Пенни продолжала изыскивать креативные способы растянуть свое двадцатипятидолларовое пособие на продукты питания, что означало пятьдесят видов бефстроганова, что, в свою очередь, вело к тому, что мой собственный вес непомерно увеличивался. К середине 1970 года я весил около 190 фунтов (более 86 кг. — Прим. пер.) — мой рекордный вес. Однажды утром, одеваясь на работу, я примерил один из моих костюмов, который всегда выглядел на мне более мешковато, чем другие, и оказалось, что мешковатость пропала. Стоя перед зеркалом, я сказал своему отражению: «Охо-хо».
Но дело было не только в бефстроганове. Как-то произошло, что я распрощался с привычкой заниматься бегом. «Блю Риббон», женитьба, отцовство — постоянно не хватало времени. Кроме того, я чувствовал, что исчерпал свой спортивный энтузиазм. Хотя я и любил бегать для Бауэрмана, я также и ненавидел это. Такое случается с самыми разными университетскими спортсменами. Годы тренировок и состязаний на высоком уровне берут свое. Вам требуется отдых. Но теперь отдых закончился. Мне надо было вернуться к спорту. Я не хотел быть толстым, дряблым, малоподвижным хозяином компании по производству кроссовок.
И если в плотно обтягивающих фигуру костюмах и в маячившем призраке лицемерия я не находил достаточного стимула, то вскоре появилась еще одна мотивация.

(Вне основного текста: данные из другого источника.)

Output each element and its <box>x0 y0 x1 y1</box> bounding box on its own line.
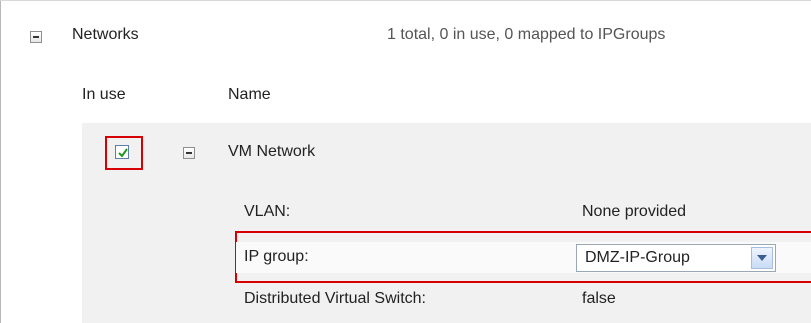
dvs-value: false <box>582 290 616 307</box>
networks-collapse-icon[interactable] <box>30 31 42 43</box>
vlan-value: None provided <box>582 203 687 220</box>
ip-group-label: IP group: <box>244 248 309 265</box>
panel-left-border <box>0 0 1 323</box>
checkmark-icon <box>118 148 128 158</box>
network-name: VM Network <box>228 143 316 160</box>
vm-network-collapse-icon[interactable] <box>183 147 195 159</box>
networks-summary: 1 total, 0 in use, 0 mapped to IPGroups <box>387 26 666 43</box>
column-name: Name <box>228 86 271 103</box>
in-use-checkbox[interactable] <box>115 145 129 159</box>
ip-group-select[interactable]: DMZ-IP-Group <box>576 244 776 272</box>
ip-group-selected-value: DMZ-IP-Group <box>585 249 690 266</box>
dvs-label: Distributed Virtual Switch: <box>244 290 426 307</box>
networks-title: Networks <box>72 26 139 43</box>
vlan-label: VLAN: <box>244 203 291 220</box>
chevron-down-icon[interactable] <box>751 247 773 269</box>
column-in-use: In use <box>82 86 126 103</box>
panel-top-border <box>0 0 811 1</box>
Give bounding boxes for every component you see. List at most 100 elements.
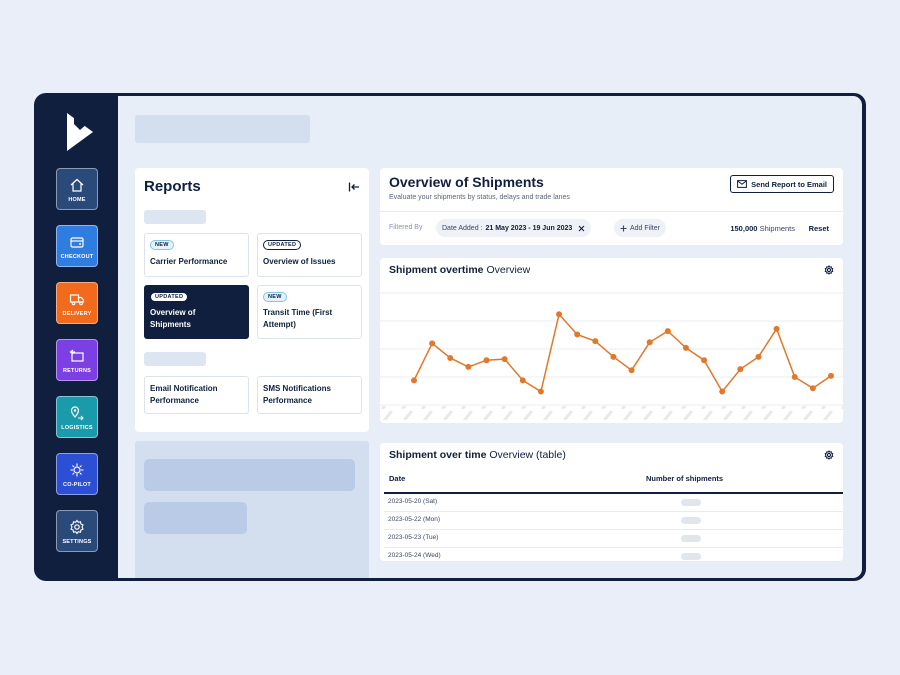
data-point[interactable] [465,363,472,370]
shipment-count-value: 150,000 [730,224,758,233]
data-point[interactable] [483,357,490,364]
sidebar-item-label: HOME [68,197,86,203]
table-row: 2023-05-22 (Mon) [384,512,843,530]
report-card-title: Overview of Shipments [150,308,196,329]
placeholder-bar [144,502,247,534]
date-filter-value: 21 May 2023 - 19 Jun 2023 [485,224,573,232]
shipment-count: 150,000 Shipments [730,224,795,233]
new-badge: NEW [263,292,287,302]
sidebar-item-label: CO-PILOT [63,482,91,488]
sidebar: HOME CHECKOUT DELIVERY RETURNS LOGISTICS… [34,93,118,581]
data-point[interactable] [592,338,599,345]
row-date: 2023-05-24 (Wed) [388,552,441,559]
chart-title: Shipment overtime Overview [389,264,530,276]
date-filter-chip[interactable]: Date Added : 21 May 2023 - 19 Jun 2023 [436,219,592,237]
sidebar-item-delivery[interactable]: DELIVERY [56,282,98,324]
updated-badge: UPDATED [150,292,189,302]
sidebar-item-co-pilot[interactable]: CO-PILOT [56,453,98,495]
sidebar-item-settings[interactable]: SETTINGS [56,510,98,552]
data-point[interactable] [537,388,544,395]
column-header-date: Date [389,474,406,483]
value-placeholder [681,517,701,524]
sidebar-item-home[interactable]: HOME [56,168,98,210]
shipment-line-chart [380,292,843,420]
chart-title-rest: Overview [486,264,531,276]
sidebar-item-returns[interactable]: RETURNS [56,339,98,381]
table-settings-gear-icon[interactable] [824,450,834,460]
data-point[interactable] [682,344,689,351]
report-card-overview-of-shipments[interactable]: UPDATED Overview of Shipments [144,285,249,339]
table-row: 2023-05-20 (Sat) [384,494,843,512]
add-filter-button[interactable]: Add Filter [614,219,666,237]
table-title-rest: Overview (table) [489,449,566,461]
truck-icon [69,294,85,306]
send-report-label: Send Report to Email [751,179,827,189]
main-content: Reports NEW Carrier Performance UPDATED … [118,96,862,578]
table-row: 2023-05-23 (Tue) [384,530,843,548]
brand-logo [67,113,93,151]
data-point[interactable] [791,374,798,380]
copilot-icon [70,463,84,477]
data-point[interactable] [610,353,617,360]
section-label-placeholder [144,352,206,366]
x-axis-hatch [380,406,843,420]
map-pin-icon [70,406,84,421]
send-report-button[interactable]: Send Report to Email [730,175,834,193]
data-point[interactable] [556,311,563,318]
gear-icon [70,519,84,535]
shipment-count-suffix: Shipments [759,224,795,233]
row-date: 2023-05-20 (Sat) [388,498,438,505]
report-card-sms-notifications-performance[interactable]: SMS Notifications Performance [257,376,362,414]
sidebar-item-label: LOGISTICS [61,425,93,431]
header-placeholder [135,115,310,143]
data-point[interactable] [773,325,780,332]
data-point[interactable] [628,367,635,374]
report-card-title: Transit Time (First Attempt) [263,308,333,329]
page-subtitle: Evaluate your shipments by status, delay… [389,194,570,201]
data-point[interactable] [519,377,526,384]
data-point[interactable] [574,331,581,338]
chart-grid [380,292,843,406]
mail-icon [737,180,748,188]
sidebar-item-label: RETURNS [63,368,91,374]
data-point[interactable] [719,388,726,395]
data-point[interactable] [828,372,834,379]
row-date: 2023-05-23 (Tue) [388,534,439,541]
data-point[interactable] [411,377,417,384]
cart-icon [70,237,84,248]
sidebar-item-checkout[interactable]: CHECKOUT [56,225,98,267]
report-card-carrier-performance[interactable]: NEW Carrier Performance [144,233,249,277]
data-point[interactable] [809,385,816,392]
reports-panel: Reports NEW Carrier Performance UPDATED … [135,168,369,432]
report-card-email-notification-performance[interactable]: Email Notification Performance [144,376,249,414]
series-line [413,312,832,393]
close-icon[interactable] [578,225,585,232]
data-point[interactable] [501,356,508,363]
value-placeholder [681,499,701,506]
column-header-shipments: Number of shipments [646,474,724,483]
row-date: 2023-05-22 (Mon) [388,516,441,523]
sidebar-item-logistics[interactable]: LOGISTICS [56,396,98,438]
data-point[interactable] [646,339,653,346]
shipment-table-panel: Shipment over time Overview (table) Date… [380,443,843,561]
table-title-bold: Shipment over time [389,449,487,461]
report-card-transit-time[interactable]: NEW Transit Time (First Attempt) [257,285,362,339]
collapse-icon[interactable] [348,181,360,193]
value-placeholder [681,535,701,542]
chart-settings-gear-icon[interactable] [824,265,834,275]
chart-title-bold: Shipment overtime [389,264,484,276]
report-card-overview-of-issues[interactable]: UPDATED Overview of Issues [257,233,362,277]
data-point[interactable] [429,340,436,347]
sidebar-item-label: DELIVERY [62,311,92,317]
filter-bar: Filtered By Date Added : 21 May 2023 - 1… [380,211,843,245]
data-point[interactable] [737,366,744,373]
data-point[interactable] [701,357,708,364]
data-point[interactable] [755,353,762,360]
return-icon [69,349,84,362]
data-point[interactable] [664,328,671,335]
reset-button[interactable]: Reset [809,224,829,233]
data-point[interactable] [447,354,454,361]
table-title: Shipment over time Overview (table) [389,449,566,461]
app-window: HOME CHECKOUT DELIVERY RETURNS LOGISTICS… [34,93,866,581]
filtered-by-label: Filtered By [389,224,423,231]
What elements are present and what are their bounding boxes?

Вскоре после забега, в котором участвовали все кто пожелает, и после того, как Грель отказался ссудить меня деньгами, мы с ним отправились на частные соревнования. На протяжении всех четырех миль я видел с грустью оборачивающегося на меня Греля, в то время как мне едва удавалось не отставать, пыхтя и задыхаясь. Одно дело — отказать мне в деньгах, другое — выказывать жалость. Он знал, что я был смущен, поэтому бросил мне вызов. «Этой осенью, — сказал он, — давай пробежим вместе милю. Дам тебе фору — целую минуту. Если победишь — заплачу по доллару за каждую секунду разницы в наших показателях».